Béatrix me dit ces paroles par lesquelles je commence ce chant, et sans s’interrompre, elle continua en ces termes les saintes explications : « Le plus grand don que Dieu ait accordé, en vous créant, le don qu’il apprécie le plus, et qui est le plus conforme à sa bienfaisance, est la liberté de la volonté. Ce bienfait a été accordé seulement à toutes les créatures intelligentes. Si tu admets ce point, tu sentiras la haute valeur d’un vœu, quand il a été formé par ton consentement et le consentement de Dieu.

« Quand un pacte est arrêté entre Dieu et l’homme, celui-ci, par cet acte, se fait victime de ce trésor, qui est tel que je le dis : donc, que peut-on rendre en échange ? Si tu crois qu’il t’est permis de racheter par une œuvre sainte le don auquel tu as renoncé, tu ressembles à celui qui voudrait faire un bon usage d’un bien mal acquis.

« Te voilà désormais convaincu du point principal : cependant la sainte Église donne à cet égard des dispenses qui paraissent en contradiction avec ce que je viens de te révéler. Il faut encore rester quelque temps à table : tu as pris une nourriture lourde qu’il convient de précipiter par quelque secours. Ouvre ton esprit à ce que je te dévoile, et renferme-le dans ta mémoire : il n’y a pas de science quand on entend sans retenir.

« Deux choses distinctes forment l’essence d’un vœu : la première est l’objet du sacrifice, la seconde est le pacte en lui-même. On n’est jamais relevé de ce pacte, si l’on n’y est pas fidèle, et c’est à ce sujet que, plus haut, je t’ai parlé d’une manière si précise. Les Hébreux, comme tu dois le savoir, furent toujours obligés d’offrir les sacrifices qu’ils avaient promis : seulement ils changèrent quelquefois l’objet de ces mêmes sacrifices.

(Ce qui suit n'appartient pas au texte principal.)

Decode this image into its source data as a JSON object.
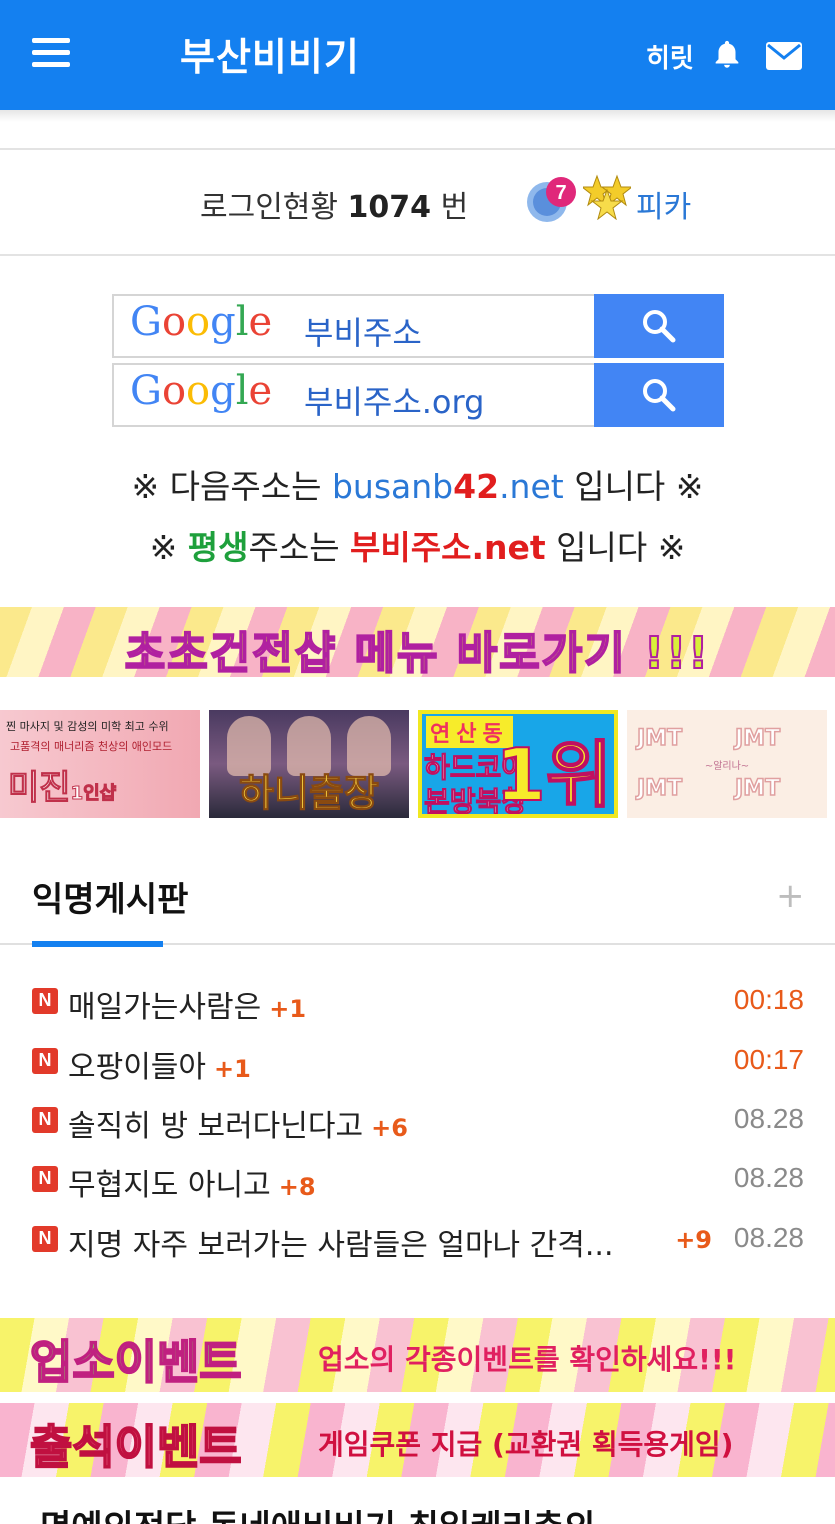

« Ce qui constitue l’essence d’un vœu que tu connais sous le nom de matière du vœu, peut être tel qu’on n’ait pas failli en l’échangeant contre une autre matière ; mais il ne faut pas qu’on transporte ainsi la charge sur une autre épaule, de sa propre autorité, et sans le commandement de la clef blanche et de la clef jaune : regarde tout changement comme insensé, si la chose qu’on abandonne n’est pas contenue dans celle que l’on prend, comme quatre est contenu dans six. De plus, on ne peut remplacer par un moindre avantage la chose qui, avec sa valeur particulière, emporte la balance.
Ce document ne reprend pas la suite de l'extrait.